At Sumo Logic, we offered employees hybrid work options while we tried to determine what that would look like. In a hybrid environment, how much space is needed to best service and support employees? How can you do this predictably and cost-effectively?
Like most organizations, we started with surveys asking our teams how often they planned to come into the office. As we later saw, these answers did not accurately reflect the reality of how often they came in person.
Of course, we did the only thing that made sense as Sumo Logic. We decided to drink our own champagne, and use our platform to look at the data. Here’s how we approached the data project, including some code/queries you’re welcome to copy-paste and try in your environment. Our results were surprising to us, and we’d love to hear if you find the same when you look at your data.
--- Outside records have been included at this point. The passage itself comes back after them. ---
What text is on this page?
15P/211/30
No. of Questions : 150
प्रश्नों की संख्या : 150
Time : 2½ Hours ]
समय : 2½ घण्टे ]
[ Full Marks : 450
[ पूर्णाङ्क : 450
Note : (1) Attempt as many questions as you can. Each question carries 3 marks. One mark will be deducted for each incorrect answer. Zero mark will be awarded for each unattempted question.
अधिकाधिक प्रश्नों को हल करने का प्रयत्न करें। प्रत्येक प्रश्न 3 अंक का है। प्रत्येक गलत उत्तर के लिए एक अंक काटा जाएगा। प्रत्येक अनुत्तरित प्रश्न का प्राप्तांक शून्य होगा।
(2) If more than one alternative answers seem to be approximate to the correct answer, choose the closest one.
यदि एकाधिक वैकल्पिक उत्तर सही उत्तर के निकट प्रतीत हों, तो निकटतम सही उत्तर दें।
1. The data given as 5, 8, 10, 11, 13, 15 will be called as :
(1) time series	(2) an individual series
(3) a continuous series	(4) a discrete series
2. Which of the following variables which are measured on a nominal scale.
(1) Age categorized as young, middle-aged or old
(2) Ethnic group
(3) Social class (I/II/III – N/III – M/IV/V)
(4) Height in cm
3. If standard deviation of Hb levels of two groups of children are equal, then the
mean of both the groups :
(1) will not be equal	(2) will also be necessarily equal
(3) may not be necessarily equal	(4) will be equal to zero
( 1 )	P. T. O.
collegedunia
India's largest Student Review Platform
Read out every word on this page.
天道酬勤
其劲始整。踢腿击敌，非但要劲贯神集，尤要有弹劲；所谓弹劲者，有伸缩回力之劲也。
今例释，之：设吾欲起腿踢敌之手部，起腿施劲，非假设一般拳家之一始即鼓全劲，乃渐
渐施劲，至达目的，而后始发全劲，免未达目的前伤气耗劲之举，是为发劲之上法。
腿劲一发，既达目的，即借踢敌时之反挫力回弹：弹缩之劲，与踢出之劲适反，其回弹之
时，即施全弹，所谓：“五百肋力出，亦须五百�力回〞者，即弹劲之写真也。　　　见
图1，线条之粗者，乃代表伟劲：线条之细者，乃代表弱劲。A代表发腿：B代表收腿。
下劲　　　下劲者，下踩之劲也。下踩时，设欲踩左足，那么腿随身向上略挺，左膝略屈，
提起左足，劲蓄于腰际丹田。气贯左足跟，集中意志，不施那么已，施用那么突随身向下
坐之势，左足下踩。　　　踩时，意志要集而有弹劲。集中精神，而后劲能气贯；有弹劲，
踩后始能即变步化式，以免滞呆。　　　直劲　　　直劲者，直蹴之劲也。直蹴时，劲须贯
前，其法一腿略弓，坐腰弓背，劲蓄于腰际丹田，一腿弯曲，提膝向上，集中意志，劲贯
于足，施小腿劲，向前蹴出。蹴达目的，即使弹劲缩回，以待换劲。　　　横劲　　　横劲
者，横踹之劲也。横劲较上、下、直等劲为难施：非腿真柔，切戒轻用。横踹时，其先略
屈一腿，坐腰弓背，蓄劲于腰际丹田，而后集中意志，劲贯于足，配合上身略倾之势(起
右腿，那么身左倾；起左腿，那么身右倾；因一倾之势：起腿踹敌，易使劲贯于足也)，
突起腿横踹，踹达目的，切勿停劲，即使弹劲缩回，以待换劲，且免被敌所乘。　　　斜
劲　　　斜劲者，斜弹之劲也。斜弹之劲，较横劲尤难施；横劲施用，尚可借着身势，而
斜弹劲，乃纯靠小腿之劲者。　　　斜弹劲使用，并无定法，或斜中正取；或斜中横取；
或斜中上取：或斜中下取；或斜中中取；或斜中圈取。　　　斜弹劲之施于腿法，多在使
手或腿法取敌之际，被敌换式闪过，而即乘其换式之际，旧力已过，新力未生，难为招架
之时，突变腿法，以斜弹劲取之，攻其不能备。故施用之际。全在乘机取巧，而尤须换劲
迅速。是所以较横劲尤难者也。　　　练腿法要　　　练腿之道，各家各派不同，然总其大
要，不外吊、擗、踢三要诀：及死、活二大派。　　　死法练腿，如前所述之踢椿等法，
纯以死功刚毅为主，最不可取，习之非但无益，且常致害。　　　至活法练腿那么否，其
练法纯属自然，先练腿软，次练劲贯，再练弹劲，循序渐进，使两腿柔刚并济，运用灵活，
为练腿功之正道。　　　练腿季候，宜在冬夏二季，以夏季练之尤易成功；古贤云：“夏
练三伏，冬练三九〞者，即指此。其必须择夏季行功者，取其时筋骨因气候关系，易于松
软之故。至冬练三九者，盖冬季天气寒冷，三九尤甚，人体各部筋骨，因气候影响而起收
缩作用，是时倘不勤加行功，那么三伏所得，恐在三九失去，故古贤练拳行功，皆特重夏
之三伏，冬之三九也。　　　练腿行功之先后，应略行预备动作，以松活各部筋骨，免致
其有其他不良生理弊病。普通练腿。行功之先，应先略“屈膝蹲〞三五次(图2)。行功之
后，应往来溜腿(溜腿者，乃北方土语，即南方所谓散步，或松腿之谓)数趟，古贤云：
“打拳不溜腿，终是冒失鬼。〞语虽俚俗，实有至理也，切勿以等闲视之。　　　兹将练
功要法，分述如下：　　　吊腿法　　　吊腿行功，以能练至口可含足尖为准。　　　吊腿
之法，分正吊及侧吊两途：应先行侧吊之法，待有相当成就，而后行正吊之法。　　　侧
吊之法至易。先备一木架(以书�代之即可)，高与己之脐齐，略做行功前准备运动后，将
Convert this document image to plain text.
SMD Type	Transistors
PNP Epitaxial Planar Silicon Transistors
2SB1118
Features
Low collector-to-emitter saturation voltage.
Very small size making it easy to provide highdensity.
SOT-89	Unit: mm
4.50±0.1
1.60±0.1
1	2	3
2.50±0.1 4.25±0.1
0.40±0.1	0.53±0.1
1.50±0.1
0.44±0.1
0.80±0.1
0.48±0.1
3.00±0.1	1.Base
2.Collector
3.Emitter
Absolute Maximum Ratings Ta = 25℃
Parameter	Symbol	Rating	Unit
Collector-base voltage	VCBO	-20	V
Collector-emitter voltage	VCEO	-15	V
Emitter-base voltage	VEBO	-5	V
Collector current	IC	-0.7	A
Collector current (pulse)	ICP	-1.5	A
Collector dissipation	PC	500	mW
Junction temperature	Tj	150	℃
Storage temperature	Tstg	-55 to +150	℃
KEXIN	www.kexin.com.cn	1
Before we can find the answers, we need to make sure that we’re asking the right questions. It’s not enough to simply find out how many people seats are used in an office on a given day. We wanted to track trends over time and see if there were patterns around which days were the most popular or if certain teams preferred working in the office compared to others. Also, so many people relocated during the pandemic (and we were fortunate enough to hire distributed teams), we needed to see how that impacted the geographical distribution of our employees.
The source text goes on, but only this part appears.